Com foco em padrões internacionais de sustentabilidade, rastreabilidade e responsabilidade social, o setor brasileiro de frutas passa a contar com o Selo Frutas do Brasil ESG, uma certificação voltada à ampliação da competitividade no mercado global. A iniciativa pretende consolidar a imagem do país como fornecedor confiável de alimentos cultivados com boas práticas ambientais, sociais e de governança.

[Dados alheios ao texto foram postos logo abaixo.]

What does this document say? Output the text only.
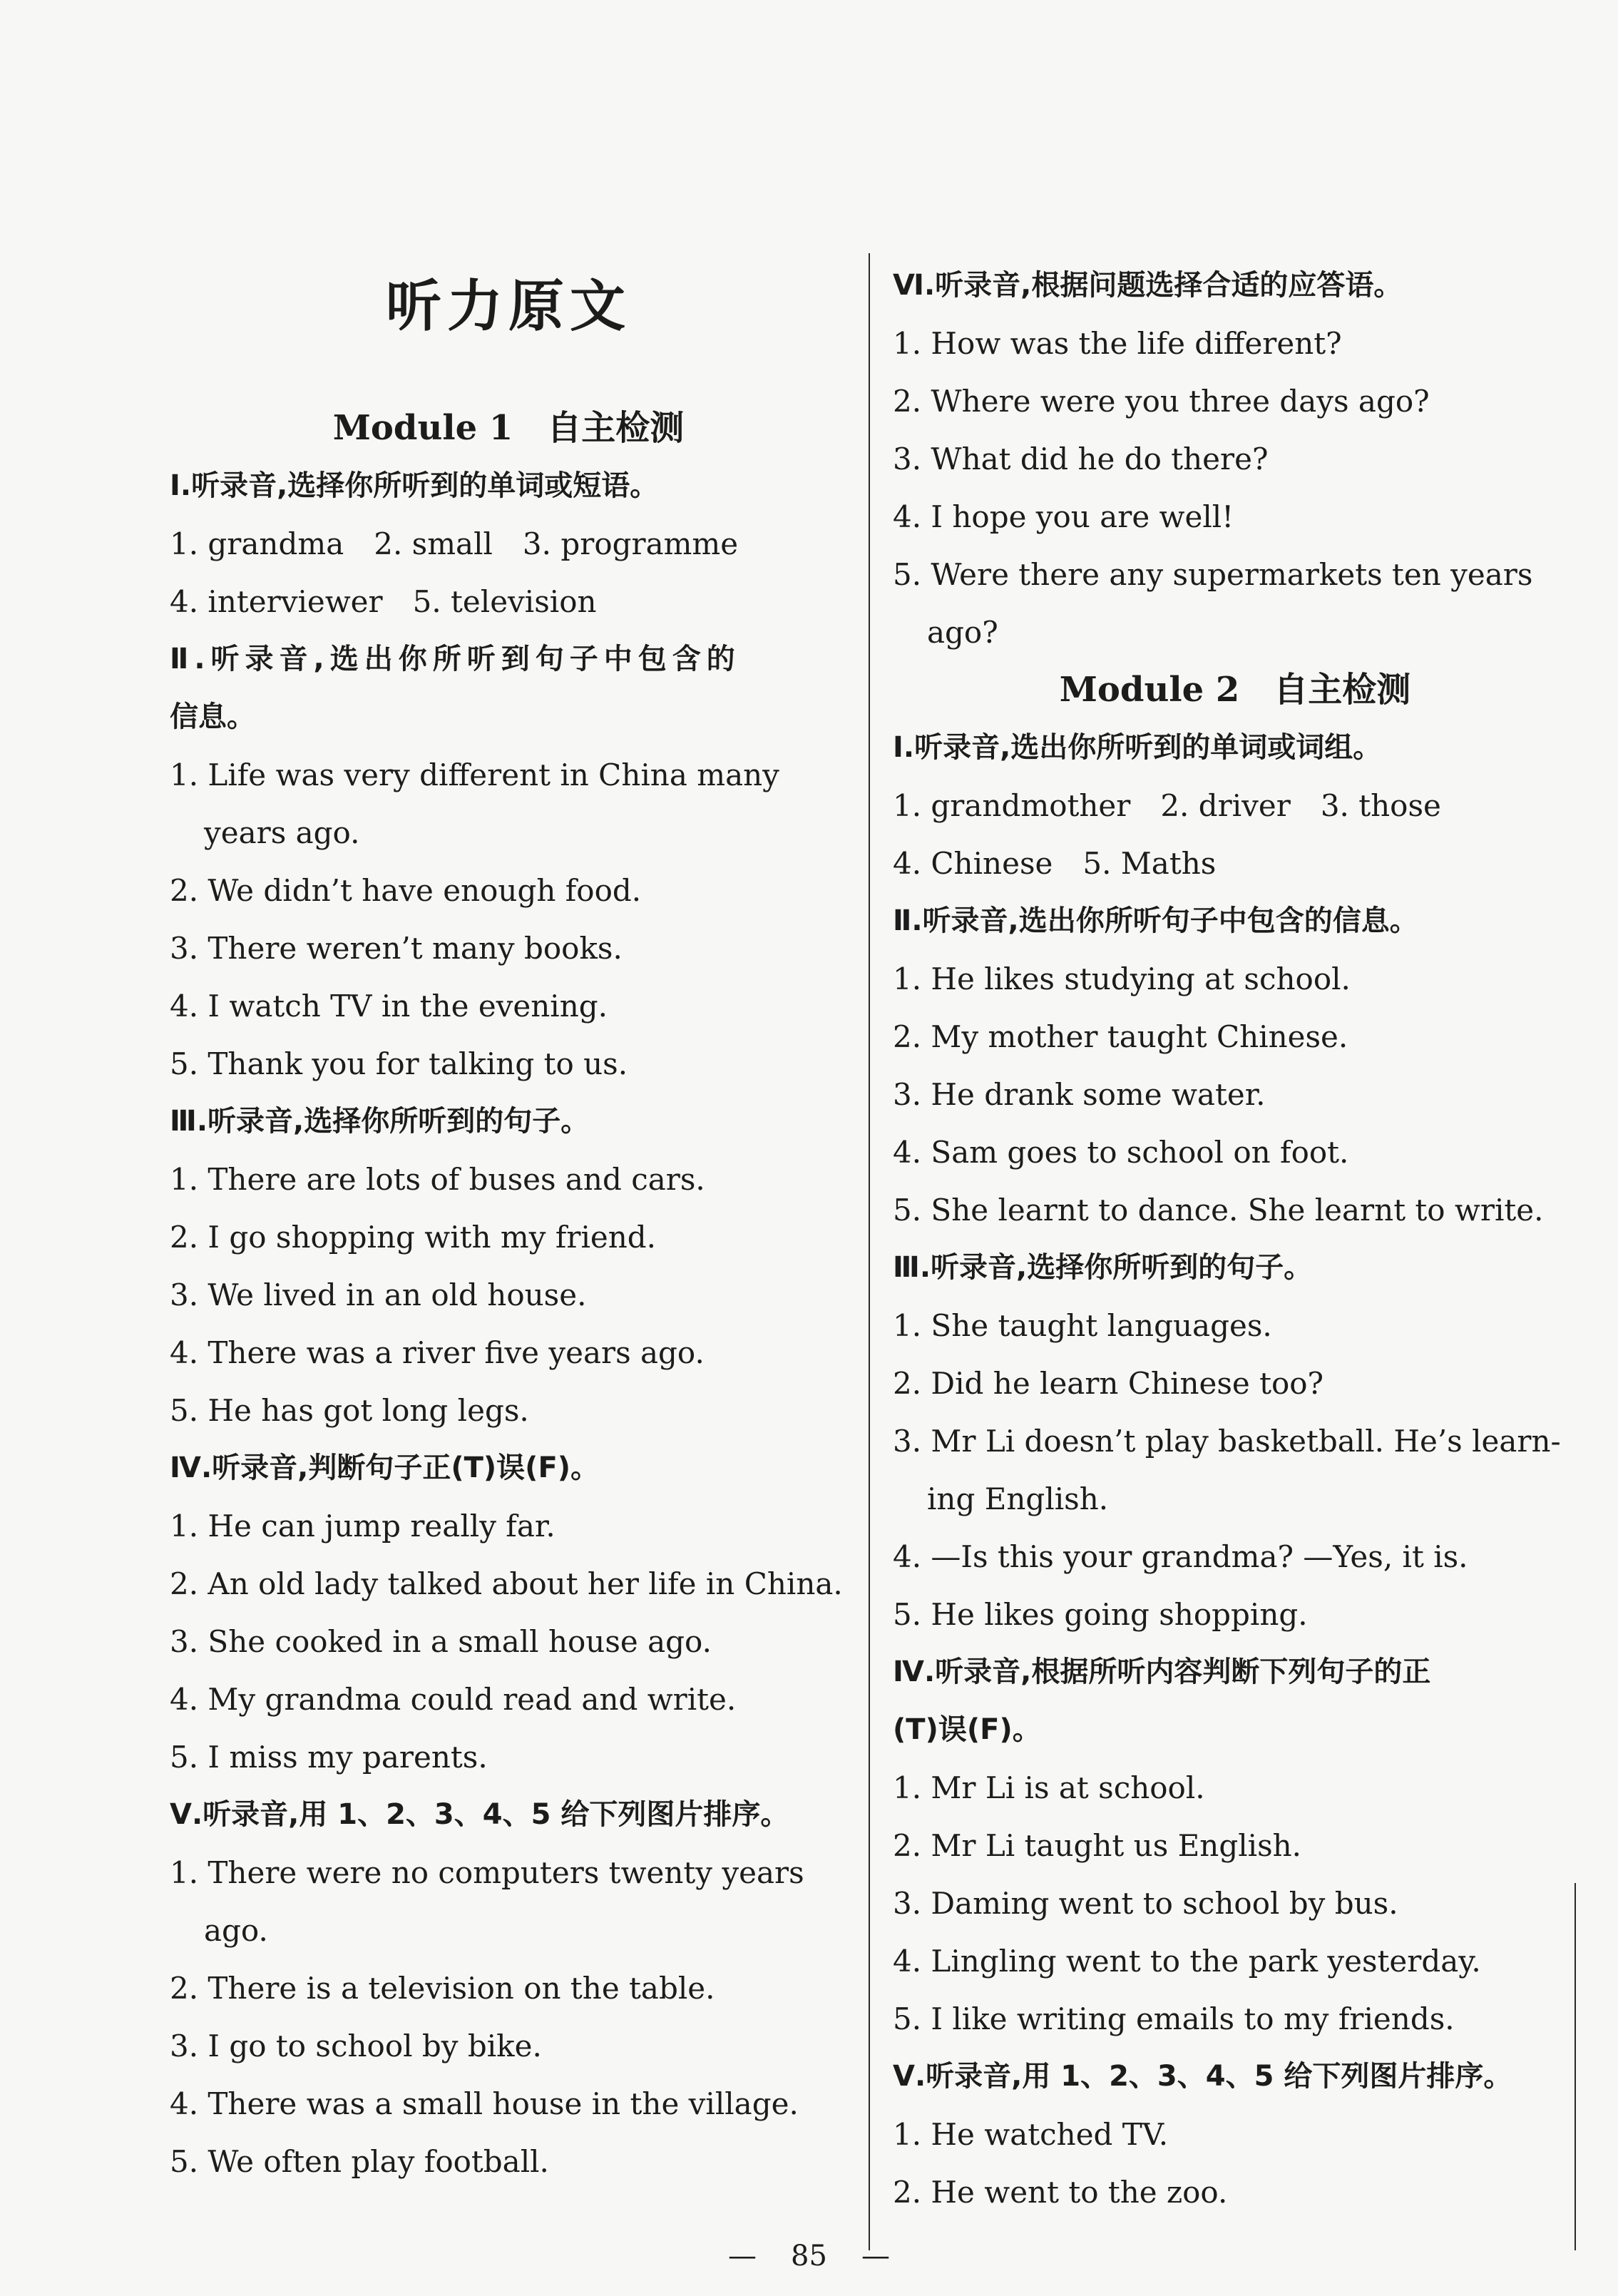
听力原文
Module 1　自主检测

Ⅰ.听录音,选择你所听到的单词或短语。

1. grandma　2. small　3. programme

4. interviewer　5. television

Ⅱ.听录音,选出你所听到句子中包含的

信息。

1. Life was very different in China many

years ago.

2. We didn’t have enough food.

3. There weren’t many books.

4. I watch TV in the evening.

5. Thank you for talking to us.

Ⅲ.听录音,选择你所听到的句子。

1. There are lots of buses and cars.

2. I go shopping with my friend.

3. We lived in an old house.

4. There was a river five years ago.

5. He has got long legs.

Ⅳ.听录音,判断句子正(T)误(F)。

1. He can jump really far.

2. An old lady talked about her life in China.

3. She cooked in a small house ago.

4. My grandma could read and write.

5. I miss my parents.

Ⅴ.听录音,用 1、2、3、4、5 给下列图片排序。

1. There were no computers twenty years

ago.

2. There is a television on the table.

3. I go to school by bike.

4. There was a small house in the village.

5. We often play football.

Ⅵ.听录音,根据问题选择合适的应答语。

1. How was the life different?

2. Where were you three days ago?

3. What did he do there?

4. I hope you are well!

5. Were there any supermarkets ten years

ago?

Module 2　自主检测

Ⅰ.听录音,选出你所听到的单词或词组。

1. grandmother　2. driver　3. those

4. Chinese　5. Maths

Ⅱ.听录音,选出你所听句子中包含的信息。

1. He likes studying at school.

2. My mother taught Chinese.

3. He drank some water.

4. Sam goes to school on foot.

5. She learnt to dance. She learnt to write.

Ⅲ.听录音,选择你所听到的句子。

1. She taught languages.

2. Did he learn Chinese too?

3. Mr Li doesn’t play basketball. He’s learn-

ing English.

4. —Is this your grandma? —Yes, it is.

5. He likes going shopping.

Ⅳ.听录音,根据所听内容判断下列句子的正

(T)误(F)。

1. Mr Li is at school.

2. Mr Li taught us English.

3. Daming went to school by bus.

4. Lingling went to the park yesterday.

5. I like writing emails to my friends.

Ⅴ.听录音,用 1、2、3、4、5 给下列图片排序。

1. He watched TV.

2. He went to the zoo.

— 85 —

O selo foi lançado oficialmente na noite desta quinta-feira (27), durante cerimônia realizada em Brasília e conduzida pelo presidente da Associação Brasileira dos Produtores e Exportadores de Frutas e Derivados (Abrafrutas), Guilherme Coelho. Desenvolvido após meses de estudos, o selo vai permitir rastrear a produção e reforçar o compromisso do setor com a sustentabilidade e a excelência produtiva.
Durante o lançamento, Guilherme Coelho afirmou que o selo reforça o compromisso do setor com responsabilidade, inovação e respeito ao planeta. A iniciativa busca valorizar o produtor, ampliar a presença das frutas brasileiras no mercado global e consolidar a fruticultura nacional como referência de qualidade.
Selo visa ampliar competitividade internacional
A certificação pode ter impacto direto na exportação de frutas para mercados mais exigentes, como o da União Europeia e dos Estados Unidos, e deve beneficiar polos de fruticultura irrigada que são grandes exportadores, como o de Petrolina-Juazeiro, no Vale do São Francisco.
O selo indica que o produto é cultivado respeitando o meio ambiente e empresas que apresentam boas práticas de governança. Os produtores interessados em obter a certificação podem pegar mais informações no site da Abrafrutas.
O selo é destinado a empresas associadas à Abrafrutas que adotem metas ESG — sigla para práticas ambientais, sociais e de governança — e sigam um protocolo oficial definido pela associação.
Produção nordestina representa mais de 20% do total nacional
De acordo com estimativas da Confederação da Agricultura e Pecuária do Brasil (CNA) e da Abrafrutas, a fruticultura brasileira movimenta mais de R$ 80 bilhões por ano e produz aproximadamente 58 milhões de toneladas. A região Nordeste responde por cerca de 21,5% desse volume, sendo a segunda maior produtora do país. A fruticultura regional é voltada tanto ao consumo interno quanto à exportação, com destaque para frutas tropicais como manga, melão, banana, coco, caju, mamão e abacaxi.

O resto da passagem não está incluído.